The counter-terrorists found a time bomb in the dust. But this time the terrorists improve on the time bomb. The number sequence of the time bomb counts from 1 to N. If the current number sequence includes the sub-sequence "49", the power of the blast would add one point. 
Now the counter-terrorist knows the number N. They want to know the final points of the power. Can you help them? 

 

Input

The first line of input consists of an integer T (1 <= T <= 10000), indicating the number of test cases. For each test case, there will be an integer N (1 <= N <= 2^63-1) as the description. 

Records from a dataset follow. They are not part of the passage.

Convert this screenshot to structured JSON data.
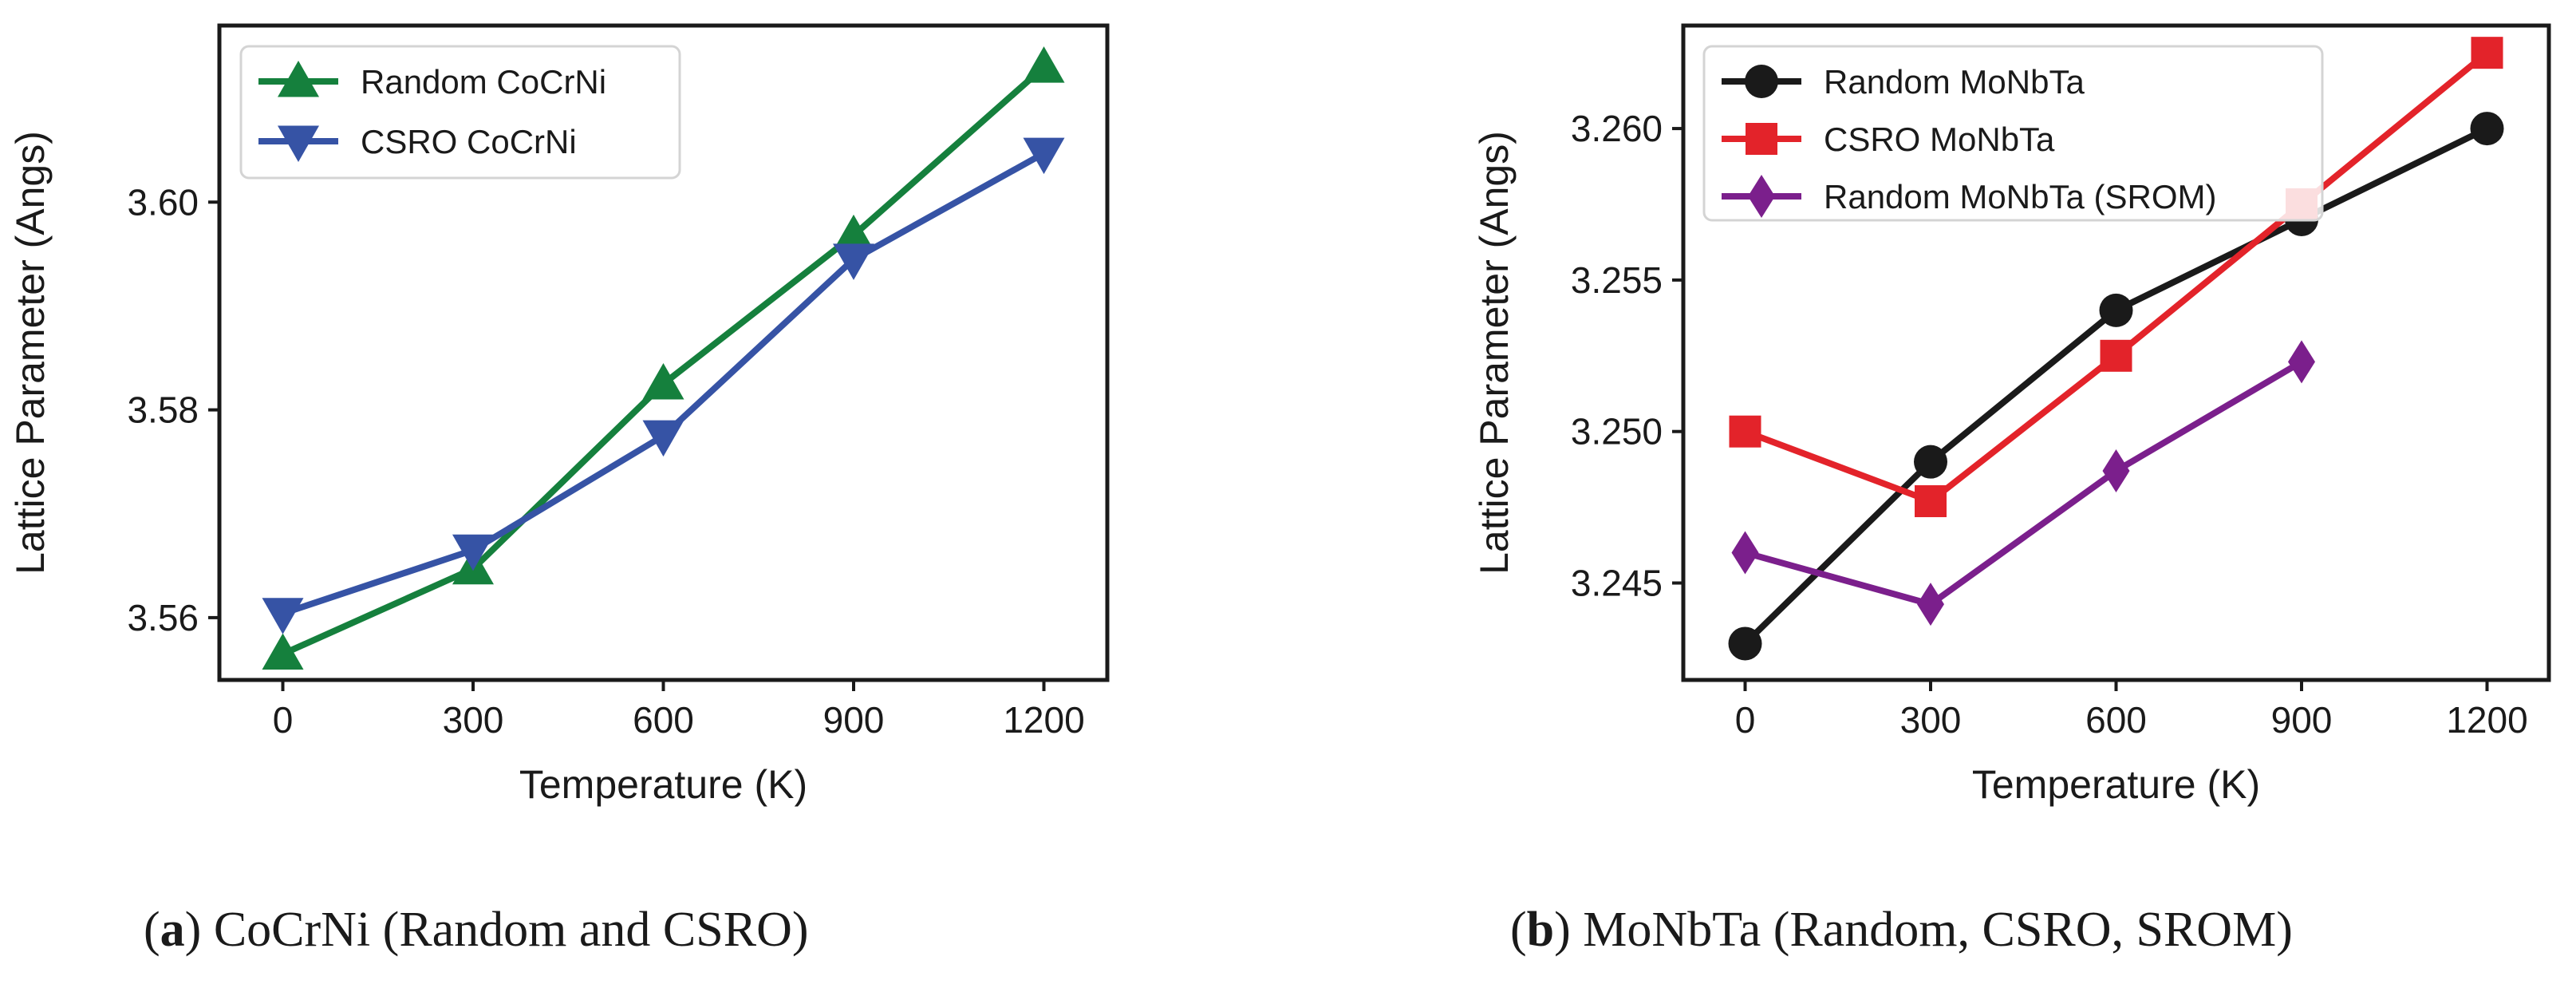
{
  "chart_data": [
    {
      "type": "line",
      "caption": {
        "tag": "a",
        "text": "CoCrNi (Random and CSRO)"
      },
      "xlabel": "Temperature (K)",
      "ylabel": "Lattice Parameter (Angs)",
      "xlim": [
        -100,
        1300
      ],
      "ylim": [
        3.554,
        3.617
      ],
      "xticks": [
        0,
        300,
        600,
        900,
        1200
      ],
      "xtick_labels": [
        "0",
        "300",
        "600",
        "900",
        "1200"
      ],
      "yticks": [
        3.56,
        3.58,
        3.6
      ],
      "ytick_labels": [
        "3.56",
        "3.58",
        "3.60"
      ],
      "grid": false,
      "legend_position": "top-left",
      "series": [
        {
          "name": "Random CoCrNi",
          "color": "#15803d",
          "marker": "triangle-up",
          "x": [
            0,
            300,
            600,
            900,
            1200
          ],
          "y": [
            3.5565,
            3.5647,
            3.5825,
            3.5968,
            3.613
          ]
        },
        {
          "name": "CSRO CoCrNi",
          "color": "#3653a5",
          "marker": "triangle-down",
          "x": [
            0,
            300,
            600,
            900,
            1200
          ],
          "y": [
            3.5604,
            3.5665,
            3.5775,
            3.5945,
            3.6047
          ]
        }
      ]
    },
    {
      "type": "line",
      "caption": {
        "tag": "b",
        "text": "MoNbTa (Random, CSRO, SROM)"
      },
      "xlabel": "Temperature (K)",
      "ylabel": "Lattice Parameter (Angs)",
      "xlim": [
        -100,
        1300
      ],
      "ylim": [
        3.2418,
        3.2634
      ],
      "xticks": [
        0,
        300,
        600,
        900,
        1200
      ],
      "xtick_labels": [
        "0",
        "300",
        "600",
        "900",
        "1200"
      ],
      "yticks": [
        3.245,
        3.25,
        3.255,
        3.26
      ],
      "ytick_labels": [
        "3.245",
        "3.250",
        "3.255",
        "3.260"
      ],
      "grid": false,
      "legend_position": "top-left",
      "series": [
        {
          "name": "Random MoNbTa",
          "color": "#1a1a1a",
          "marker": "circle",
          "x": [
            0,
            300,
            600,
            900,
            1200
          ],
          "y": [
            3.243,
            3.249,
            3.254,
            3.257,
            3.26
          ]
        },
        {
          "name": "CSRO MoNbTa",
          "color": "#e3232a",
          "marker": "square",
          "x": [
            0,
            300,
            600,
            900,
            1200
          ],
          "y": [
            3.25,
            3.2477,
            3.2525,
            3.2575,
            3.2625
          ]
        },
        {
          "name": "Random MoNbTa (SROM)",
          "color": "#7b1f8c",
          "marker": "diamond",
          "x": [
            0,
            300,
            600,
            900
          ],
          "y": [
            3.246,
            3.2443,
            3.2487,
            3.2523
          ]
        }
      ]
    }
  ]
}
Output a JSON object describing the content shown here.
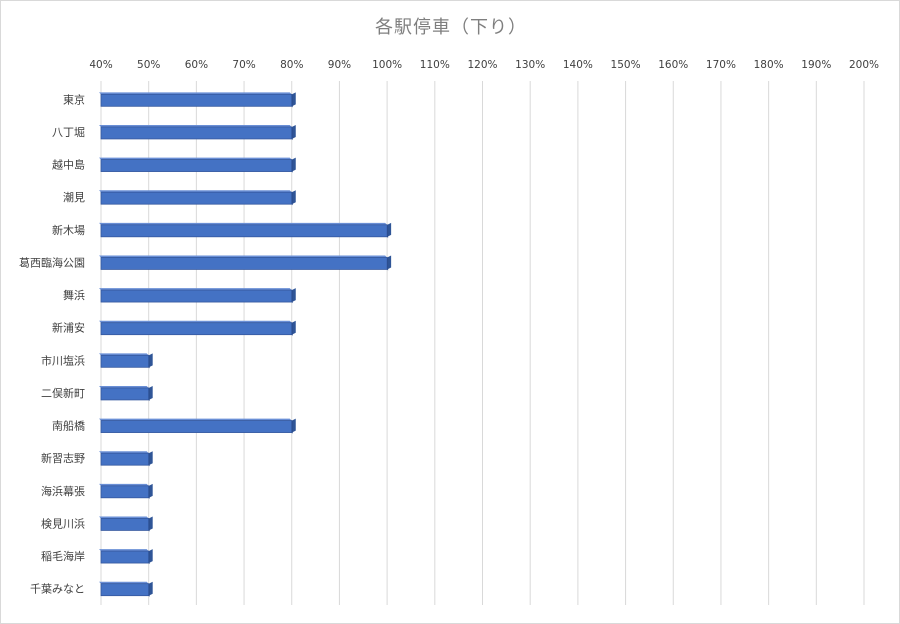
{
  "chart_data": {
    "type": "bar",
    "orientation": "horizontal",
    "title": "各駅停車（下り）",
    "xlabel": "",
    "ylabel": "",
    "xlim": [
      0.4,
      2.0
    ],
    "x_ticks": [
      "40%",
      "50%",
      "60%",
      "70%",
      "80%",
      "90%",
      "100%",
      "110%",
      "120%",
      "130%",
      "140%",
      "150%",
      "160%",
      "170%",
      "180%",
      "190%",
      "200%"
    ],
    "x_axis_position": "top",
    "grid": true,
    "legend": "none",
    "bar_color": "#4472c4",
    "categories": [
      "東京",
      "八丁堀",
      "越中島",
      "潮見",
      "新木場",
      "葛西臨海公園",
      "舞浜",
      "新浦安",
      "市川塩浜",
      "二俣新町",
      "南船橋",
      "新習志野",
      "海浜幕張",
      "検見川浜",
      "稲毛海岸",
      "千葉みなと"
    ],
    "values": [
      0.8,
      0.8,
      0.8,
      0.8,
      1.0,
      1.0,
      0.8,
      0.8,
      0.5,
      0.5,
      0.8,
      0.5,
      0.5,
      0.5,
      0.5,
      0.5
    ]
  }
}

The input terminates by end of file marker. 

 

Output

For each test case, output an integer indicating the final points of the power.

 

Sample Input

      
      
      
      

       
       
       
        3
1
50
500 
      
      
      
      

 

Sample Output

      
      
      
      

       
       
       
        0
1
15 
      
      
      
      

Hint

From 1 to 500, the numbers that include the sub-sequence "49" are "49","149","249","349","449","490","491","492","493","494","495","496","497","498","499", so the answer is 15.
         

求1到n中不含49的数的个数

dp[i][j][0]代表i位的数，最高位为j时，没有出现49的个数

dp[i][j][1]代表i位的数，最高位为j时，出现49的个数

#include <cstdio>
#include <cstring>
#include <algorithm>
using namespace std ;
#define LL __int64
LL dp[25][10][2] ;
int digit[25] , cnt ;
void init()
{
    int i , j , k ;
    memset(dp,0,sizeof(dp)) ;
    for(j = 0 ; j < 10 ; j++)
        dp[1][j][0] = 1 ;
    for(i = 2 ; i <= 20 ; i++)
    {
        for(j = 0 ; j < 10 ; j++)
        {
            for(k = 0 ; k < 10 ; k++)
            {
                dp[i][j][1] += dp[i-1][k][1] ;
                if( j == 4 && k == 9 )
                    dp[i][j][1] += dp[i-1][k][0] ;
                else
                    dp[i][j][0] += dp[i-1][k][0] ;
            }
            //printf("dp[%d][%d]  %I64d %I64d\n", i , j , dp[i][j][0], dp[i][j][1]) ;
        }
    }
    return ;
}
LL solve(LL temp)
{
    int flag , i , j ;
    LL ans = 0 ;
    memset(digit,0,sizeof(digit)) ;
    cnt = 0 ;
    while( temp )
    {
        digit[++cnt] = temp % 10 ;
        temp /= 10 ;
    }
    for(j = 0 ; j < digit[cnt] ; j++)
        ans += dp[cnt][j][1] ;
    flag = 0 ;
    for(i = cnt-1 ; i > 0 ; i--)
    {
        for(j = 0 ; j < digit[i] ; j++)
        {
            ans += dp[i][j][1] ;
            if( flag )
                ans += dp[i][j][0] ;
        }
        if( digit[i+1] == 4 && digit[i] == 9 )
            flag = 1 ;
    }
    return ans ;
}
int main()
{
    LL t , n , ans ;
    init() ;
    scanf("%I64d", &t) ;
    while( t-- )
    {
        scanf("%I64d", &n) ;
        ans = solve(n+1) ;
        printf("%I64d\n", ans) ;
    }
    return 0;
}